Addressing the Financing Gap for Green SMEs
Green SMEs in South Africa face significant challenges in accessing sustainable finance. Despite the country’s established financial sector, which caters primarily to mature businesses, early-stage and nascent SMEs struggle to secure the necessary funding. The high cost of financing from non-banking financial institutions further exacerbates the situation. Beyond the expense of capital, these SMEs encounter additional hurdles, such as information gaps and difficulties in preparing for investment opportunities.
The Funding Gap for Early-Stage SMEs
Catherine Wijnberg, Founder and CEO of Fetola, a business growth agency, has highlighted a critical funding gap for SMEs seeking less than R1 million in financing. These funding amounts are often overlooked—considered too large for microfinance, too small for venture capital, and too risky for traditional banks. According to Fetola’s internal research, 71% of SMEs are in need of funding below this R1 million threshold.
Challenges for Green and Circular Economy SMEs
Fetola’s recent publication, “The Circular Economy Accelerator Report: A Roadmap for the Success of Small Businesses, Leveraging the Power of Sustainability,” details the unique challenges faced by green and circular economy SMEs in securing finance. The novelty of the green economy, coupled with the risks associated with innovative business models, makes it difficult for these SMEs to attract flexible growth financing. The lack of sustainability performance data and collateral further complicates their ability to meet the criteria of potential investors. Wijnberg points out that many entrepreneurs lack the specialized skills required for sustainability tracking and reporting, placing them outside the risk tolerance of conventional lenders.
Nedbank’s Green Economy Fund: A Step Forward
In response to these challenges, Nedbank has introduced The Nedbank Green Economy Fund, which aims to finance up to 100 startups in sectors aligned with Nedbank’s Green Economy Strategy and the United Nations’ Sustainable Development Goals (SDGs). However, the funding gap for green SMEs is not unique to South Africa. An OECD report titled ‘Financing SMEs for Sustainability: Drivers, Constraints and Policies’ reveals that green SMEs globally often miss out on sustainability-linked finance due to their limited ability to provide essential sustainability performance data, including Environmental, Social, and Governance (ESG) assessments. The report suggests that stakeholders should offer non-financial support to help SMEs move towards net zero and overcome knowledge and capacity constraints.

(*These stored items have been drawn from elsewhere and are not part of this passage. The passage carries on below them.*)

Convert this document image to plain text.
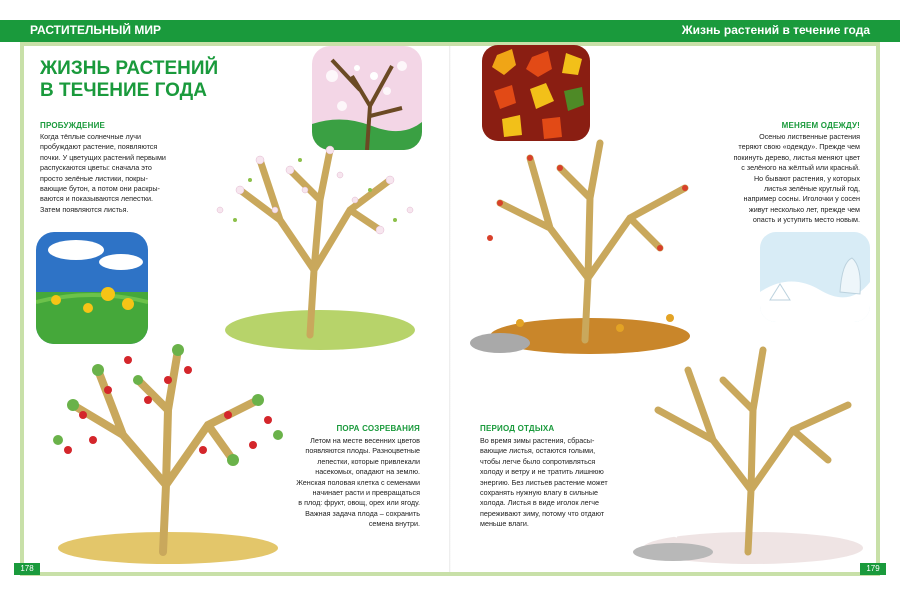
РАСТИТЕЛЬНЫЙ МИР	Жизнь растений в течение года
ЖИЗНЬ РАСТЕНИЙ
В ТЕЧЕНИЕ ГОДА
ПРОБУЖДЕНИЕ
Когда тёплые солнечные лучи
пробуждают растение, появляются
почки. У цветущих растений первыми
распускаются цветы: сначала это
просто зелёные листики, покры-
вающие бутон, а потом они раскры-
ваются и показываются лепестки.
Затем появляются листья.
МЕНЯЕМ ОДЕЖДУ!
Осенью лиственные растения
теряют свою «одежду». Прежде чем
покинуть дерево, листья меняют цвет
с зелёного на жёлтый или красный.
Но бывают растения, у которых
листья зелёные круглый год,
например сосны. Иголочки у сосен
живут несколько лет, прежде чем
опасть и уступить место новым.
ПОРА СОЗРЕВАНИЯ
Летом на месте весенних цветов
появляются плоды. Разноцветные
лепестки, которые привлекали
насекомых, опадают на землю.
Женская половая клетка с семенами
начинает расти и превращаться
в плод: фрукт, овощ, орех или ягоду.
Важная задача плода – сохранить
семена внутри.
ПЕРИОД ОТДЫХА
Во время зимы растения, сбрасы-
вающие листья, остаются голыми,
чтобы легче было сопротивляться
холоду и ветру и не тратить лишнюю
энергию. Без листьев растение может
сохранять нужную влагу в сильные
холода. Листья в виде иголок легче
переживают зиму, потому что отдают
меньше влаги.
178	179
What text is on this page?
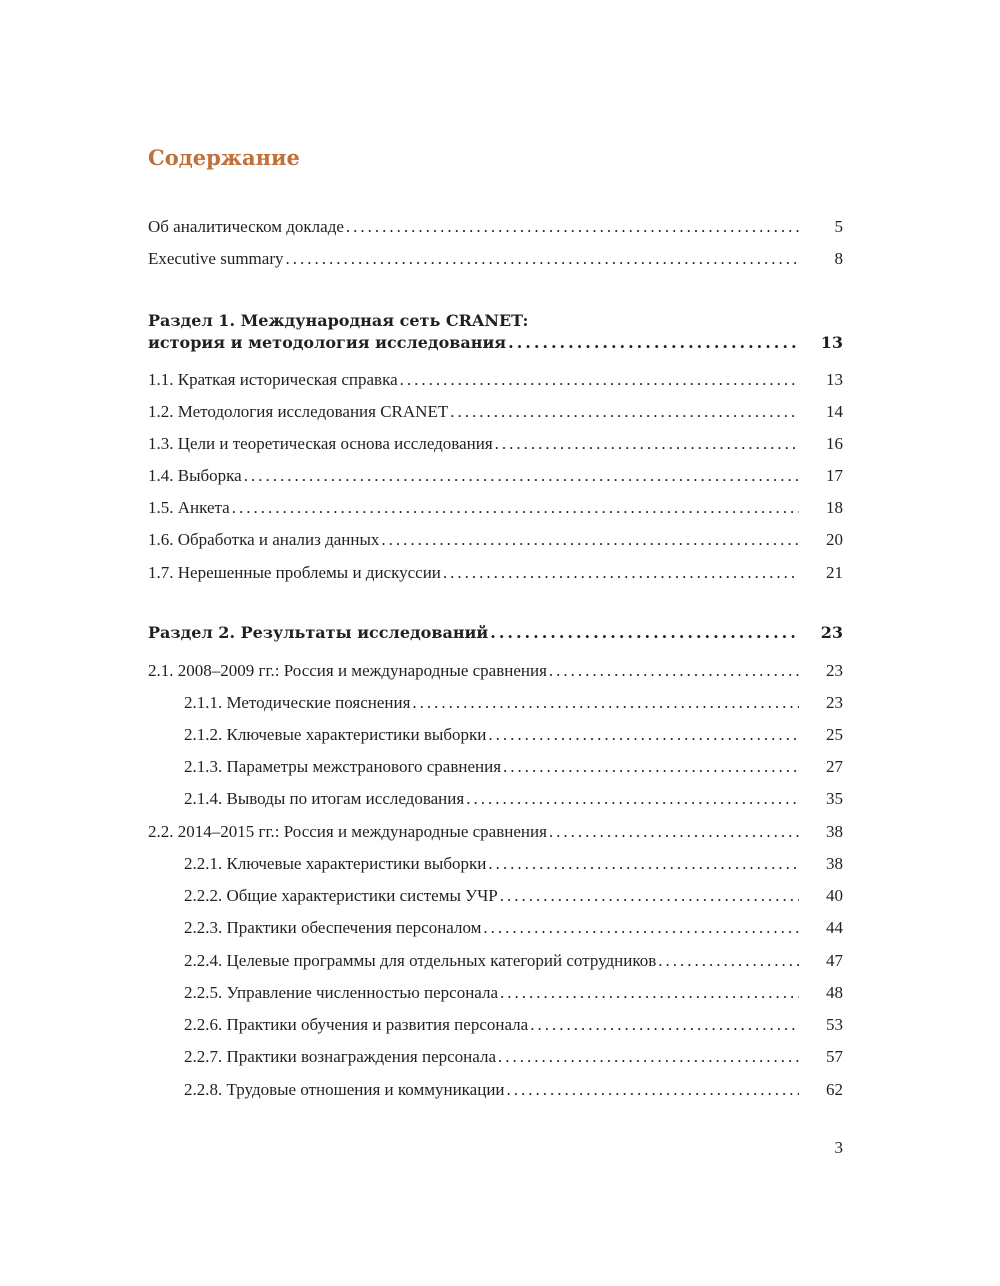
Содержание
Об аналитическом докладе .....	5
Executive summary .....	8
Раздел 1. Международная сеть CRANET:
история и методология исследования .....	13
1.1. Краткая историческая справка .....	13
1.2. Методология исследования CRANET .....	14
1.3. Цели и теоретическая основа исследования .....	16
1.4. Выборка .....	17
1.5. Анкета .....	18
1.6. Обработка и анализ данных .....	20
1.7. Нерешенные проблемы и дискуссии .....	21
Раздел 2. Результаты исследований .....	23
2.1. 2008–2009 гг.: Россия и международные сравнения .....	23
2.1.1. Методические пояснения .....	23
2.1.2. Ключевые характеристики выборки .....	25
2.1.3. Параметры межстранового сравнения .....	27
2.1.4. Выводы по итогам исследования .....	35
2.2. 2014–2015 гг.: Россия и международные сравнения .....	38
2.2.1. Ключевые характеристики выборки .....	38
2.2.2. Общие характеристики системы УЧР .....	40
2.2.3. Практики обеспечения персоналом .....	44
2.2.4. Целевые программы для отдельных категорий сотрудников .....	47
2.2.5. Управление численностью персонала .....	48
2.2.6. Практики обучения и развития персонала .....	53
2.2.7. Практики вознаграждения персонала .....	57
2.2.8. Трудовые отношения и коммуникации .....	62
3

Introducing Hloolo: Bridging the Gap for Green Businesses
Hloolo, officially launched by Fetola in partnership with Nedbank, JP Morgan Chase, and the Embassy of Finland, represents the latest phase of the Circular Economy Accelerator (CEA), a multi-year initiative designed to cultivate a robust circular economy ecosystem in South Africa. Hloolo focuses on bridging the gap between green businesses and the financial and market opportunities available to them.

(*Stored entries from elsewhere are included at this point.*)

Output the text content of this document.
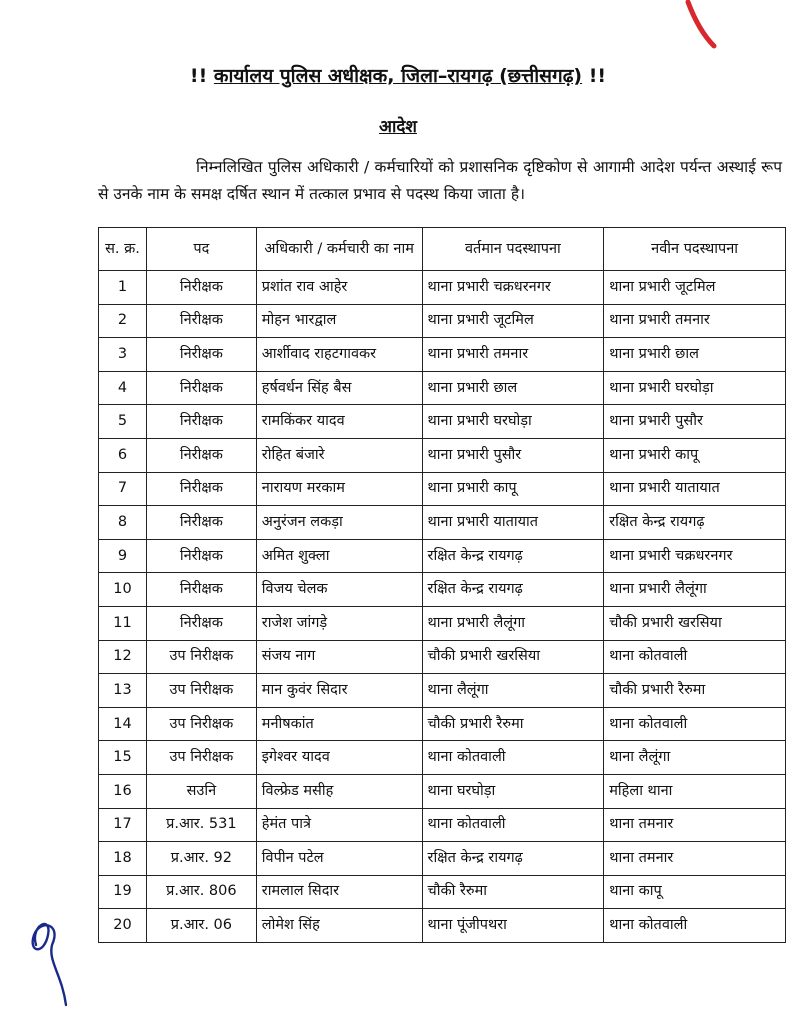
!! कार्यालय पुलिस अधीक्षक, जिला–रायगढ़ (छत्तीसगढ़) !!
आदेश
निम्नलिखित पुलिस अधिकारी / कर्मचारियों को प्रशासनिक दृष्टिकोण से आगामी आदेश पर्यन्त अस्थाई रूप से उनके नाम के समक्ष दर्षित स्थान में तत्काल प्रभाव से पदस्थ किया जाता है।
स. क्र.	पद	अधिकारी / कर्मचारी का नाम	वर्तमान पदस्थापना	नवीन पदस्थापना
1	निरीक्षक	प्रशांत राव आहेर	थाना प्रभारी चक्रधरनगर	थाना प्रभारी जूटमिल
2	निरीक्षक	मोहन भारद्वाल	थाना प्रभारी जूटमिल	थाना प्रभारी तमनार
3	निरीक्षक	आर्शीवाद राहटगावकर	थाना प्रभारी तमनार	थाना प्रभारी छाल
4	निरीक्षक	हर्षवर्धन सिंह बैस	थाना प्रभारी छाल	थाना प्रभारी घरघोड़ा
5	निरीक्षक	रामकिंकर यादव	थाना प्रभारी घरघोड़ा	थाना प्रभारी पुसौर
6	निरीक्षक	रोहित बंजारे	थाना प्रभारी पुसौर	थाना प्रभारी कापू
7	निरीक्षक	नारायण मरकाम	थाना प्रभारी कापू	थाना प्रभारी यातायात
8	निरीक्षक	अनुरंजन लकड़ा	थाना प्रभारी यातायात	रक्षित केन्द्र रायगढ़
9	निरीक्षक	अमित शुक्ला	रक्षित केन्द्र रायगढ़	थाना प्रभारी चक्रधरनगर
10	निरीक्षक	विजय चेलक	रक्षित केन्द्र रायगढ़	थाना प्रभारी लैलूंगा
11	निरीक्षक	राजेश जांगड़े	थाना प्रभारी लैलूंगा	चौकी प्रभारी खरसिया
12	उप निरीक्षक	संजय नाग	चौकी प्रभारी खरसिया	थाना कोतवाली
13	उप निरीक्षक	मान कुवंर सिदार	थाना लैलूंगा	चौकी प्रभारी रैरुमा
14	उप निरीक्षक	मनीषकांत	चौकी प्रभारी रैरुमा	थाना कोतवाली
15	उप निरीक्षक	इगेश्वर यादव	थाना कोतवाली	थाना लैलूंगा
16	सउनि	विल्फ्रेड मसीह	थाना घरघोड़ा	महिला थाना
17	प्र.आर. 531	हेमंत पात्रे	थाना कोतवाली	थाना तमनार
18	प्र.आर. 92	विपीन पटेल	रक्षित केन्द्र रायगढ़	थाना तमनार
19	प्र.आर. 806	रामलाल सिदार	चौकी रैरुमा	थाना कापू
20	प्र.आर. 06	लोमेश सिंह	थाना पूंजीपथरा	थाना कोतवाली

Nedbank’s Commitment to Sustainable Growth
Maluta Netshaulu, Senior Lead of the Green Economy portfolio for Corporate Social Investment at Nedbank, expresses pride in the bank’s involvement with Hloolo. He emphasizes that Hloolo builds on the success of the CEA program, which has already supported over 100 small businesses with specialized training and growth support. As the business case for sustainability strengthens, Nedbank is committed to helping SMEs become more resilient and investment-ready, unlocking commercial funding to accelerate their growth and impact. Nedbank’s Green Economy Strategy is designed to create a positive social and environmental impact, significantly contributing to the United Nations Sustainable Development Goals.